Setiap tanggal 23 Juli setiap tahunnya kita memperingati HAN (Hari Anak Nasional). HAN diartikan sebagai ajakan kepada seluruh warga demi memperingati serta merenungkan apa yang harus kita lakukan demi mewujudkan dunia anak-anak yang lebih baik.
Peringatan HAN di Indonesia kerap diperingati dengan berbagai perlombaan dan aktivitas bersama pada anak-anak setingkat SD SMP dan SMA. Pemerintah mensinergikan HAN antara lain melalui Menteri Koordinator Bidang Kesejahteraan Rakyat sebagai koordinator dan didukung oleh Kementerian Pendidikan dan Kebudayaan serta Kementerian Pemberdayaan Perempuan dan Perlindungan Anak.
Presiden Soeharto pernah mengatakan bahwa anak harus mempunyai bekal keimanan, jiwa dan semangat serta kesegaran jasmani agar dapat tumbuh dan berkembang menjadi manusia yang berbudi luhur, bersusila, cerdas dan bertaqwa kepada Tuhan Yang Maha Esa.

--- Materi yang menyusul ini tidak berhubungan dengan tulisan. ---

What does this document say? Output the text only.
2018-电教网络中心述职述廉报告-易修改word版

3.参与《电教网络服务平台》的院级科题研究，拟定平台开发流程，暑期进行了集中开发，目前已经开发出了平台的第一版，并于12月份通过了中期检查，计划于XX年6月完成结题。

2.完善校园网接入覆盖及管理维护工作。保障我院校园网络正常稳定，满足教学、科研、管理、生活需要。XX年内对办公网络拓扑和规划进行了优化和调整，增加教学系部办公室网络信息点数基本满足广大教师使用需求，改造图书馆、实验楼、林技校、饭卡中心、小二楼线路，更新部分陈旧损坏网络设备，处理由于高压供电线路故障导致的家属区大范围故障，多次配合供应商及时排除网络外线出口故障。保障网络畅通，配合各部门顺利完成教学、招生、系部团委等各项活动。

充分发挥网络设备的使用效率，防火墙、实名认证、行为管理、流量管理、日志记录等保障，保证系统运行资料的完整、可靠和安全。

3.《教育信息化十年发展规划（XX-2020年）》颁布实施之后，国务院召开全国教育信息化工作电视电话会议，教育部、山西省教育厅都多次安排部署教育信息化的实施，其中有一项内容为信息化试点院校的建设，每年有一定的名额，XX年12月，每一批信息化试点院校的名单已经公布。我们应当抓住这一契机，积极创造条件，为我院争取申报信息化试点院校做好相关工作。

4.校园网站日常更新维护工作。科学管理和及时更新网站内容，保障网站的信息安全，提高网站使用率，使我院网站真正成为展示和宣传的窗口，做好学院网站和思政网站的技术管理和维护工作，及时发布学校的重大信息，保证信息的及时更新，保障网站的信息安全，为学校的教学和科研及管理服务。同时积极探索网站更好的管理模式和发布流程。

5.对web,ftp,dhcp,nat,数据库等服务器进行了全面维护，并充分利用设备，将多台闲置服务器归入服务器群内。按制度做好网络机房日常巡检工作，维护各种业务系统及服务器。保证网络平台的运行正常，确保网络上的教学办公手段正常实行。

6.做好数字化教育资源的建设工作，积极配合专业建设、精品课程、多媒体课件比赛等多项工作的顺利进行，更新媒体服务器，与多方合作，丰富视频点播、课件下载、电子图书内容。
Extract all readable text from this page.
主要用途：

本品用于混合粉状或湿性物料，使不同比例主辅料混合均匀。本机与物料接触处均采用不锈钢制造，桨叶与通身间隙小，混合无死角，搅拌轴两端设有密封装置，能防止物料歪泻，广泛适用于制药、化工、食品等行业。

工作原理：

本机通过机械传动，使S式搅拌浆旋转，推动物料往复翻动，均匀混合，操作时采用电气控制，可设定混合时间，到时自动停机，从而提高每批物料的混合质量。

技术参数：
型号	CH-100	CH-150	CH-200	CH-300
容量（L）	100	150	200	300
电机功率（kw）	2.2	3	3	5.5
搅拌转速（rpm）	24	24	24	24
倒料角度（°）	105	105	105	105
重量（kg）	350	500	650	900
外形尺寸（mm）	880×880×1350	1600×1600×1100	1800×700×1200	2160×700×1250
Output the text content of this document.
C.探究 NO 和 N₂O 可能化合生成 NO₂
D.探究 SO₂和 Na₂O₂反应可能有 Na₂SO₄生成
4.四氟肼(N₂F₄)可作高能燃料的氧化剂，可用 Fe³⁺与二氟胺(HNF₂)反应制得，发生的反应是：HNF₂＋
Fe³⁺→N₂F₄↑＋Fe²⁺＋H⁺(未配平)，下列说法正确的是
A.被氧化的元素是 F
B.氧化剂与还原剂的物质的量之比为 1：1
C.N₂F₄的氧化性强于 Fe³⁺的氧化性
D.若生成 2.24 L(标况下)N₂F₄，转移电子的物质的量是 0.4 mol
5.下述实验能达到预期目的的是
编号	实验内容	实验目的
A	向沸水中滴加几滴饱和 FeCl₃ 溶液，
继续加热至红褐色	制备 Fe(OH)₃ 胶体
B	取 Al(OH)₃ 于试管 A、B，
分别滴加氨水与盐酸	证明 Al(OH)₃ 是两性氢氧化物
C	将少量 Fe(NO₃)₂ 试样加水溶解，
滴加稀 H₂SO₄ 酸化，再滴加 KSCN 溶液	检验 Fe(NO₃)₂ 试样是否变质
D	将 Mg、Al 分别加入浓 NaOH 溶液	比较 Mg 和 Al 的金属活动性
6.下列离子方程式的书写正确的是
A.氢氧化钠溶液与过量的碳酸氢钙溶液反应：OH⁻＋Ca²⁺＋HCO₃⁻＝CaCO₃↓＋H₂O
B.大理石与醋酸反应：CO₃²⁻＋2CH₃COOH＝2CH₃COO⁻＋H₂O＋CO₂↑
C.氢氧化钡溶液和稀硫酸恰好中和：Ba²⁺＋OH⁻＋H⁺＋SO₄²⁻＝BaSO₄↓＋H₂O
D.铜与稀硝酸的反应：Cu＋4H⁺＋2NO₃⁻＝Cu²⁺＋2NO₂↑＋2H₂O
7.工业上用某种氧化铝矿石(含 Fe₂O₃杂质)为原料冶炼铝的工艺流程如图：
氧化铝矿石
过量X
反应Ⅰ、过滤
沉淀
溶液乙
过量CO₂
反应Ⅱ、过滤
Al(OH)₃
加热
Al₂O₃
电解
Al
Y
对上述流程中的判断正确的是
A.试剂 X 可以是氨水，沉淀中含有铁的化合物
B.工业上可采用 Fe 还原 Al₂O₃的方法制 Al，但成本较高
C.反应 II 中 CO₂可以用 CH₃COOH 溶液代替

Hak anak merupakan poros pemerintah, maka dibentuklah KPAI (Komisi Perlindungan Anak Indonesia). UU nomor 23 tahun 2002 tentang Perlindungan Anak menjadi sebab terbentuknya Kementerian Pemberdayaan Perempuan dan Perlindungan Anak.
Namun miris sekali, hanya beberapa hari menjelang Hari Anak Nasional 23 Juli justru terjadi pemvonisan yang membangkitkan bulu roma.
WA seorang anak berusia 15 tahun divonis enam bulan penjara dikarenakan WA menggugurkan kandungannya yang telah berusia enam bulan. Janin yang dikandung WA adalah sebagai perbuatan bejat kakak kandungnya sendiri yang memerkosa WA.
Keputusan pengadilan dikecam banyak pihak, namun KPAI mengatakan memahami keputusan itu.
Bila dilihat kronologis, warga Batanghari, Jambi, akhir Mei lalu terkejut dengan penemuan sesosok janin mengenaskan di sebuah kebun kelapa sawit di daerah situ. Hasil penyelidikan polisi menyatakan bahwa janin tersebut adalah sebagai hasil pengguguran kandungan seorang anak berusia 15 tahun akibat perkosaan yang dilakukan oleh kakaknya sendiri.
Pengadilan Negeri Muara Bulian membui WA dengan enam bulan penjara karena aborsi yang dilakukan WA, sedang kakak (si pelaku pemerkosaan) divonis 2 tahun penjara. AA (pelaku pemerkosa) dan WA diperintahkan segera menjalani rehabilitasi di LPKA (Lembaga Pembinaan Khusus Anak). Vonis itu lebih rendah dari tuntutan jaksa sehari sebelumnya yang memvonis AA tujuh tahun penjara dan WA satu tahun penjara.
Walau vonis yang dijatuhkan Pengadilan Negeri lebih rendah dari tuntutan jaksa, tetapi banyak pihak yang mengecam keputusan tersebut.
Direktur Eksekutif Institute Criminal Justice Reform (ICJR) mengatakan putusan pengadilan itu kurang tepat.